Why do people take selfies? Is it vanity? Pride? Posing with a celebrity? Over a million selfies are uploaded to social media every day. Why? The roots of documenting a feeling, accomplishment or event to share with others dates back thousands of years ago.
Created by Tair Mamedov (stand-up comedian, writer, director, and game designer) Tommy Honton (writer, game designer, and narrative experience creator known best for the escape rooms at Stash House in Koreatown) and produced by Abylay Zhakashov (investor, entrepreneur, and film producer), Honton was kind to give me and my family a tour of The Museum of Selfies in Glendale, CA.
Honton shared how “Selfies are not a new phenomenon – it’s something that people have been doing for 4,000 years.” This museum is an immersive, fun venue that enlightens participants through art, history, technology, and culture. It’s also a super cool place to take selfies in over 10 different interactive installations.
- Start at the entrance and drop a marble in either the “love” selfies or the “hate” selfies hole. At the end, if you were a hater, you might see selfies a different way and want to change your opinion. 2. #Timeline – Learn about the beginning of selfies along the gallery wall time line, starting 13.8 billion years ago during the Big Bang. Admiring various pieces of art on the wall, we learned that during 25,000 BCE, a realistic representation of a human face of The Venus of Brassempouy was carved in France. Wall drawings and paintings of people were discovered as early as 10,000 BCE in Brazil, and in the Cumberland Vallley Caves in Tennessee, USA. Honton showed us examples of self portraits drawn and painted in the 1400s. In the 1600s Rembrandt drew his earliest self portrait made in his early 20s.
The Museum of Selfies also curates works from modern artists exploring the art of selfies. Whimsical portraits include Mona Lisa, American Gothic and Vincent van Gogh holding out a smartphone are hung on the walls.3. Step into one of the best-loved Vincent van Gogh’s paintings – The Bedroom. It was painted in October 1888, when the artist was living in the Yellow House in Arles. The museum replicated The Bedroom to every detail.4. Step into a Black and White Photo Studio and put on hats to replicate a 1920s photo studio for a dramatic selfie.5. Do more women or men take selfies? #Selfiecity displays the results of a research project of 120,000 photos from 5 cities that were randomly selected. They discovered that WOMEN WIN! 1.3 times more in Bangkok with 55.2%, 1.9 times more in Berlin and 82% in Moscow. Bangkok and San Paulo selfie takers smile the most, while Moscow selfie takers smile the least. Most people were young, with Bangkok having 21 years old the average median age. New York City had the oldest average age of 25.3 years old. One interesting finding is Men’s average age is higher at 30+ when posting selfies on Instagram.6. Walking into the #Food Selfies area with extra large food props. Eating is one of the most primal and universal aspects of being human. Break bread or broccoli with friends and family. A beautiful plate of food can be visually-stunning and a work of art. Food selfies are the most polarizing of all selfies.
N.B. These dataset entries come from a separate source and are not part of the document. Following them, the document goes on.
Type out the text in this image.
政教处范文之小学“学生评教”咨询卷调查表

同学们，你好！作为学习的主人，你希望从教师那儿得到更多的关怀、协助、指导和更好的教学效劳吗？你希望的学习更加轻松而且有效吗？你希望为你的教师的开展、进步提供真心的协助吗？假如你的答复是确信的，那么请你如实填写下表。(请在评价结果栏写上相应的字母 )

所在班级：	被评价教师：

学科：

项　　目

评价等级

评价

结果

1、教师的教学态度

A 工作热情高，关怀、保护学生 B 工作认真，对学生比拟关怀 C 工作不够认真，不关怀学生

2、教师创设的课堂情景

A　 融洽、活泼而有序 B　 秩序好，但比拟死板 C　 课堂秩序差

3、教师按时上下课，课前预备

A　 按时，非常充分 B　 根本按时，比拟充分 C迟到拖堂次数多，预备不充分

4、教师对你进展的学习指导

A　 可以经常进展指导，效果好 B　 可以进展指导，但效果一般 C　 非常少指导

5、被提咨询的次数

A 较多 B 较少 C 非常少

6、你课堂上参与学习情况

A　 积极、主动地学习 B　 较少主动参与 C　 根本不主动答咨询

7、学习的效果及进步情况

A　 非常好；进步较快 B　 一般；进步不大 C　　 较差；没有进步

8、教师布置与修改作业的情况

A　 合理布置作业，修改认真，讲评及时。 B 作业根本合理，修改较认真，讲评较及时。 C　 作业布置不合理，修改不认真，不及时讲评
7. The “Narcissist” survey tallies the number of deaths from selfie-related accidents. Have fun in the exhibit highlighting reports of museum visitors who damage priceless works of art while trying to take the perfect selfie. That’s why selfie sticks are forbidden in most museums, but encouraged at The Museum of Selfies.8. Where is the best-known selfie location? The Bathroom. Taking a photo in a bathroom mirror used to be a quick solution to snap a selfie. Now smartphones features wider-angle lenses and front-facing screens with the touch of a button. Walk into the #Bathroom Selfie exhibit offers a creative illusion.9. Another popular selfie wall is #Finish Line Selfies. Learn why people take selfies to share an accomplishment, share joy and connect with others. Don DeLeon shares his photos with The Museum of Selfies.
10. Play in the visual artist #Darel Carey installation made with black tape for eye-popping selfies. normal visit should take about 60-90 minutes.
The Pop-Up museum opened on April 1st and closes on May 31st. It takes about 1 to 1.5 hours to explore. The Museum of Selfies is closed to the public on Mondays.